To get you started: We have exactly one zillion articles on this site about the importance of branding. We even did a webinar titled, “A crash course in craft beer branding.” Key differentiators, understanding your brand essence, applying consistency and being damn clever and creative are musts on today’s beer shelves, coolers and taps. That all sounds well and good, but could you give us some successful brands as examples? Sure. Back to the audit:
Despite the influx of options and myriad variety, savvy creatives are finding success in catching consumers’ attention amid a sea of diversity. During our Craft Beer Design Audit study, we tested 17 package designs in the craft beer realm: nine that were big sellers on the East Coast and eight that were big sellers on the West Coast.

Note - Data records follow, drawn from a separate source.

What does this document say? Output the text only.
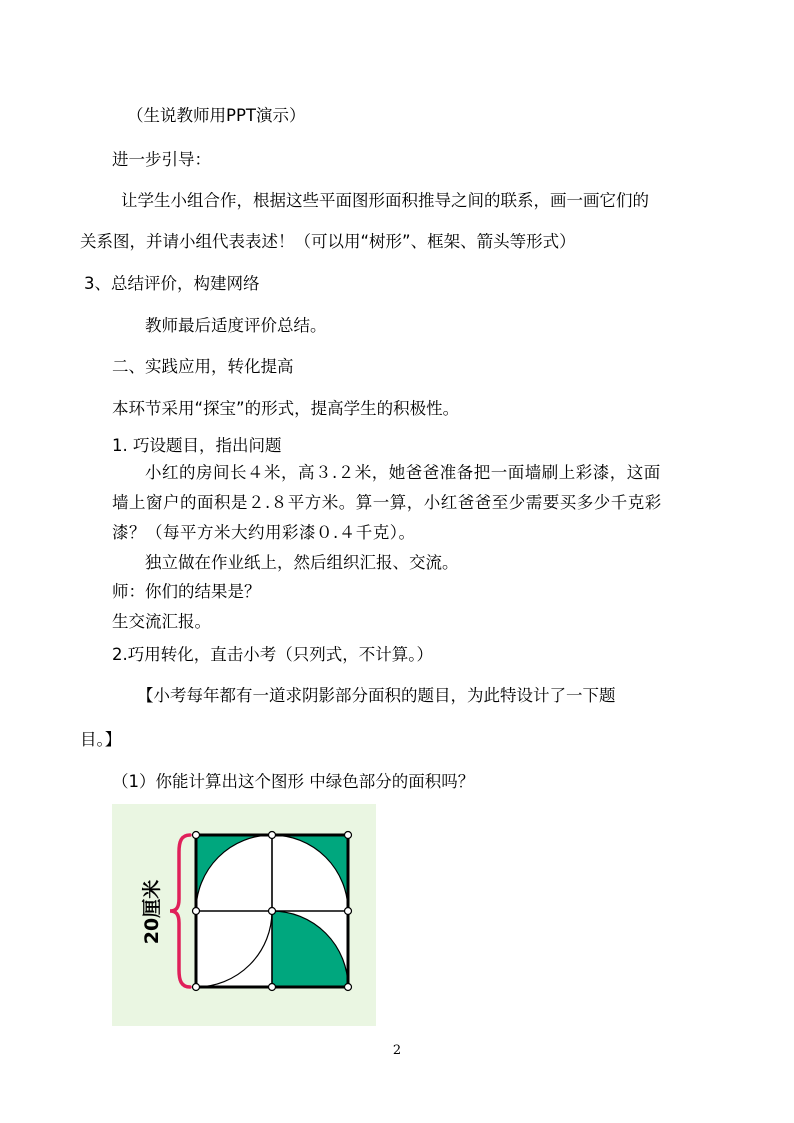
（生说教师用PPT演示）
进一步引导：
让学生小组合作，根据这些平面图形面积推导之间的联系，画一画它们的
关系图，并请小组代表表述！（可以用“树形”、框架、箭头等形式）
3、总结评价，构建网络
教师最后适度评价总结。
二、实践应用，转化提高
本环节采用“探宝”的形式，提高学生的积极性。
1. 巧设题目，指出问题
小红的房间长４米，高３.２米，她爸爸准备把一面墙刷上彩漆，这面
墙上窗户的面积是２.８平方米。算一算，小红爸爸至少需要买多少千克彩
漆？（每平方米大约用彩漆０.４千克）。
独立做在作业纸上，然后组织汇报、交流。
师：你们的结果是？
生交流汇报。
2.巧用转化，直击小考（只列式，不计算。）
【小考每年都有一道求阴影部分面积的题目，为此特设计了一下题
目。】
（1）你能计算出这个图形 中绿色部分的面积吗？
20厘米
2
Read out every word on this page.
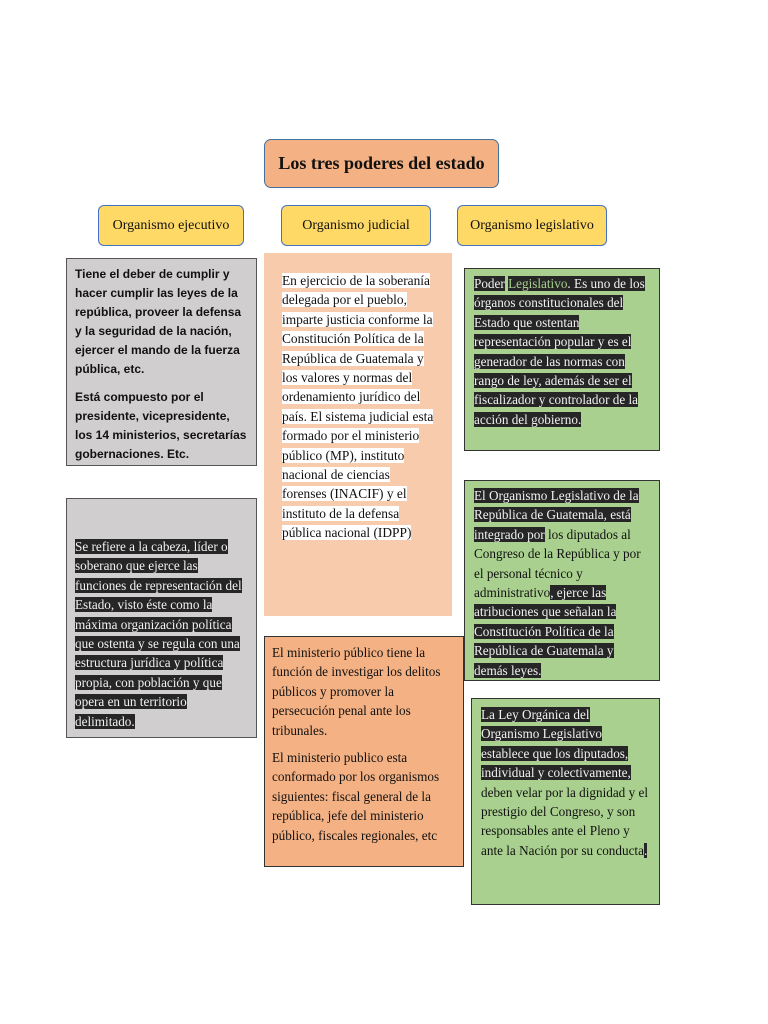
Los tres poderes del estado
Organismo ejecutivo	Organismo judicial	Organismo legislativo

Tiene el deber de cumplir y hacer cumplir las leyes de la república, proveer la defensa y la seguridad de la nación, ejercer el mando de la fuerza pública, etc.

Está compuesto por el presidente, vicepresidente, los 14 ministerios, secretarías gobernaciones. Etc.

Se refiere a la cabeza, líder o soberano que ejerce las funciones de representación del Estado, visto éste como la máxima organización política que ostenta y se regula con una estructura jurídica y política propia, con población y que opera en un territorio delimitado.

En ejercicio de la soberanía delegada por el pueblo, imparte justicia conforme la Constitución Política de la República de Guatemala y los valores y normas del ordenamiento jurídico del país. El sistema judicial esta formado por el ministerio público (MP), instituto nacional de ciencias forenses (INACIF) y el instituto de la defensa pública nacional (IDPP)

El ministerio público tiene la función de investigar los delitos públicos y promover la persecución penal ante los tribunales.

El ministerio publico esta conformado por los organismos siguientes: fiscal general de la república, jefe del ministerio público, fiscales regionales, etc

Poder Legislativo. Es uno de los órganos constitucionales del Estado que ostentan representación popular y es el generador de las normas con rango de ley, además de ser el fiscalizador y controlador de la acción del gobierno.

El Organismo Legislativo de la República de Guatemala, está integrado por los diputados al Congreso de la República y por el personal técnico y administrativo, ejerce las atribuciones que señalan la Constitución Política de la República de Guatemala y demás leyes.

La Ley Orgánica del Organismo Legislativo establece que los diputados, individual y colectivamente, deben velar por la dignidad y el prestigio del Congreso, y son responsables ante el Pleno y ante la Nación por su conducta.
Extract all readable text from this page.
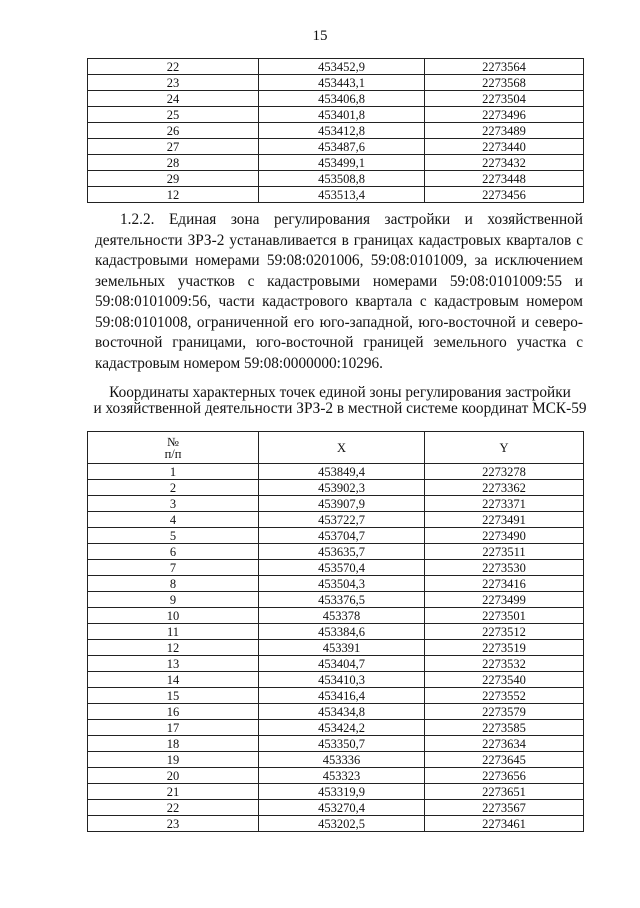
15
22	453452,9	2273564
23	453443,1	2273568
24	453406,8	2273504
25	453401,8	2273496
26	453412,8	2273489
27	453487,6	2273440
28	453499,1	2273432
29	453508,8	2273448
12	453513,4	2273456
1.2.2. Единая зона регулирования застройки и хозяйственной деятельности ЗРЗ-2 устанавливается в границах кадастровых кварталов с кадастровыми номерами 59:08:0201006, 59:08:0101009, за исключением земельных участков с кадастровыми номерами 59:08:0101009:55 и 59:08:0101009:56, части кадастрового квартала с кадастровым номером 59:08:0101008, ограниченной его юго-западной, юго-восточной и северо-восточной границами, юго-восточной границей земельного участка с кадастровым номером 59:08:0000000:10296.
Координаты характерных точек единой зоны регулирования застройки
и хозяйственной деятельности ЗРЗ-2 в местной системе координат МСК-59
№
п/п	X	Y
1	453849,4	2273278
2	453902,3	2273362
3	453907,9	2273371
4	453722,7	2273491
5	453704,7	2273490
6	453635,7	2273511
7	453570,4	2273530
8	453504,3	2273416
9	453376,5	2273499
10	453378	2273501
11	453384,6	2273512
12	453391	2273519
13	453404,7	2273532
14	453410,3	2273540
15	453416,4	2273552
16	453434,8	2273579
17	453424,2	2273585
18	453350,7	2273634
19	453336	2273645
20	453323	2273656
21	453319,9	2273651
22	453270,4	2273567
23	453202,5	2273461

Among those with sales from the East Coast, only Big Kona Brewing’s Big Wave Golden Ale and Deschutes Brewery’s Black Butte Porter were viewed as distinct in their ability to stand out and establish brand personality. On the West Coast, Kona’s Castaway IPA and Saint Archer’s IPA ranked highest in terms of equity differentiation.
Kona? Saint Archer? Yep, “craft” brands owned by corporate roll-ups Craft Brew Alliance and MillerCoors. Corporations have long invested in designers and marketing teams to position their products, develop core values, frame origin stories and create successful brands. More and more craft beer entrepreneurs are realizing that type of unique and intensive branding is imperative in a market of 5,300+ breweries in the United States. In their favor, craft beer drinkers are always willing to try something new. That’s why they often don’t have a clue what they’re buying till they roll into the beer section.
Standing out visually is also important when you consider that beer purchase decisions are more likely to be made at the shelf than overall fast-moving consumer goods purchases (70% vs. 58%).